Com a aterragem dos estilhaços da Super Liga no pátio do Tribunal de Justiça da União Europeia, a ironia do catalão profetizou, sem querer, a chegada dum tempo impensável há meia dúzia de anos: a real descida do futebol aos tribunais, apesar das suas instâncias próprias e da ameaça de castigos a clubes - extensivos às federações - que recorram a foros civis para dirimir contendas.
O presidente do Real Madrid lançou às canelas da UEFA o Tribunal de Comércio de Madrid, que intimou o órgão máximo do futebol europeu a anular todas as sanções aos fundadores da Super Liga, bem como a coibir-se de tomar medidas contra essa prova defunta mas não enterrada. Sustenta o juiz que a UEFA impede a livre concorrência e o aparecimento de produtos alternativos aos que a UEFA oferece, atentando contra a inovação e reduzindo o potencial de mercado - e as escolhas do consumidor, outrora conhecido por Adepto.

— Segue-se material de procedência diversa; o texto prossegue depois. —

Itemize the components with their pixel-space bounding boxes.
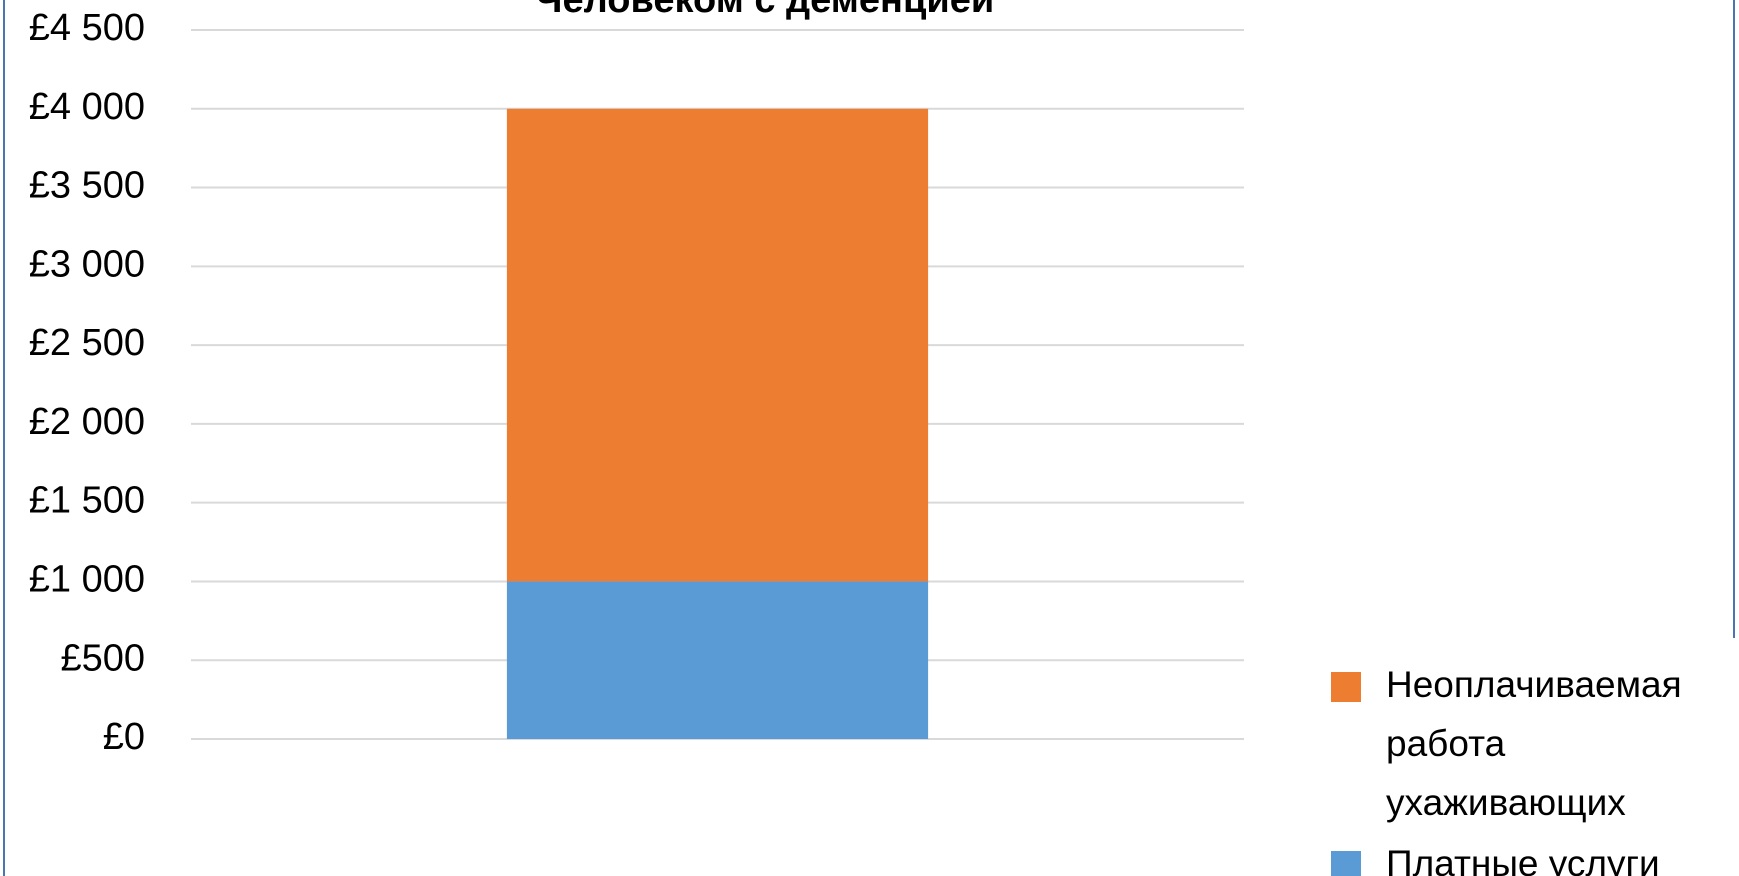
y-tick-label: £2 500 [29, 322, 145, 364]
y-tick-label: £500 [60, 637, 145, 679]
chart-title: Человеком с деменцией [536, 0, 994, 21]
legend-label: Платные услуги [1386, 843, 1660, 876]
y-tick-label: £0 [103, 716, 145, 758]
legend-swatch [1331, 851, 1361, 876]
y-tick-label: £4 000 [29, 86, 145, 128]
y-tick-label: £3 500 [29, 165, 145, 207]
legend-swatch [1331, 672, 1361, 702]
y-tick-label: £1 000 [29, 558, 145, 600]
y-tick-label: £1 500 [29, 480, 145, 522]
y-tick-label: £3 000 [29, 243, 145, 285]
bar-segment [506, 108, 929, 582]
y-tick-label: £4 500 [29, 7, 145, 49]
legend-label: Неоплачиваемая работа ухаживающих [1386, 664, 1682, 823]
bar-segment [506, 581, 929, 739]
y-tick-label: £2 000 [29, 401, 145, 443]
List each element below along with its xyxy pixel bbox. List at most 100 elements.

O jargão jurídico é o mesmo das empresas conflituantes, como se a Super Liga seja um sabão lançado por uma Unilever emergente disputando o monopólio da original - a UEFA. Real Madrid, Barcelona e Juventus esperam que o Tribunal de Justiça da União lhes dê razão, mas também exigem que seja retirado à UEFA - e à FIFA por arrasto - o exclusivo da organização das competições, por ferir a liberdade duma indústria que já não é mais um desporto, e, como tal, deve estar sujeita às regras do mercado geral, podendo os clubes fundar novos produtos e governá-las à sua vontade.
Aguarda-se o resultado. No primeiro round, a UEFA ignorou a intimação de Madrid, mas indultou os implicados em sinal de recuo. O presidente da UEFA, que Florentino Pérez acusa de estar agarrado a privilégios, diz que espera ganhar o processo, mas di-lo com cautela, pois pode vir aí um caso Bosman, agora a favor do patronato, em que os milionários podem criar as Ligas que quiserem, nos termos que entenderem.
UEFA e FIFA enfrentam o poder das crias que ajudaram a cevar num ambiente de suspeita e corrupção, por isso têm pouca força moral para limitarem o acesso à copa da árvore das patacas ainda por abanar, e os homens feudais do futebol, liderados pelo empreiteiro Pérez, passaram das palavras à acção.
Entretanto, o reino saudita comprou o Newcastle e fez dele o clube inglês mais abonado do ramalhete árabe, sob a contestação dos outros ricos da Premier Legue, que se queixarão nos tribunais quando os já inflacionados salários derem mais um salto.
Isto seria uma telenovela interessante de seguir do sofá, se não afectasse o futebol. Porque o que aí vem é o capitalismo desregulado em movimento, a agricultura intensiva do futebol. Lembra-me uma velha cantiga de José Afonso, Coro dos Tribunais: soa o clarim soa o tambor/ o morto já não sente a dor/ quando o deserto nada tem a dar/ vêm as águias almoçar.